そこで、悶々とする主人公は妻を呼び寄せるが、愛人まで彼を追ってきてしまう。
ただし、決してストーリィのみを追ってはいけない作品である。
何故なら、温泉地で起きる現実と主人公の頭の中で繰り広げられるイマジネーションや妄想が並走し、それこそが主人公の存在そのものだと迫って来るからだ。
リアリズムとファンタジーが渾然一体となって、これぞ映像表現に与えられた特権であるとばかりに、こちらの心を鷲掴みにしてくる。
理路整然としたインテリ風な作劇ではなく、あくまで子供の頭の中と成熟した大人の男の欲望が、当たり前のように浮かび、それをこちらに見せ付けてくる手腕には脱帽した。

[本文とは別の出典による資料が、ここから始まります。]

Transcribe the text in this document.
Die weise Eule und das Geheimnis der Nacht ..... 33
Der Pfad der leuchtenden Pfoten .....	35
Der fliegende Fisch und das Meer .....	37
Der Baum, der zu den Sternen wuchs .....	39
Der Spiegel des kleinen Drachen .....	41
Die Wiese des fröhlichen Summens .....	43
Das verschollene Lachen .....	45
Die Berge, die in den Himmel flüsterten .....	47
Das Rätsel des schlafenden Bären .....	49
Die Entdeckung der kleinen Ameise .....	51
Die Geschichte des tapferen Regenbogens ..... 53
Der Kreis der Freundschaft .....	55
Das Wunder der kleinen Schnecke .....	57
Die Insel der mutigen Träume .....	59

以後のフェリーニ作品に多大な影響を与え、事実、太った巨女やサーカスのピエロを思わせる、どこか寂しさを醸す人物など、監督のイマジネーションが具現化し、本作以降も、同じ作風でどの作品にも登場してくる人物像。
ある意味、彼の作品を見ていく上で、重要な転換期となった作品であり、タイトルの「8 1/2」は、フェリーニが共同監督した一本を「半分」として含めた、以前まで監督した作品の総数である。
また、映画とは何かを生涯自問し、別な視点から、同じ題材を描き続けた監督であると感じている。
本作では、優柔不断というか、神経症的ジレンマを常に感じさせ続けてくるので、人によっては、グロテスクさが強調され、どこか置いてけ堀感まで増幅させられて悪酔い感覚に陥るかもしれない。
しかし、それすら、フェリーニの意図するところだろう。
何とも不可思議な感覚に引き摺られ、何ら映画として昇華しないまま終わるかと感じていると、ずっとジレンマに陥っていた主人公が、突如、閃き「人生は祭りだ」という号令一下、ニーノ・ロータの哀愁とロマンに満ちた音楽に乗せて描かれるラストは、映像表現としての『映画』が、ひとつの頂点を極めたといっても過言ではないと鳥肌が立つ。
シュールなファンタジー性を貫き、それでいて素直な童心さを感じさせる映画史上の秀作である。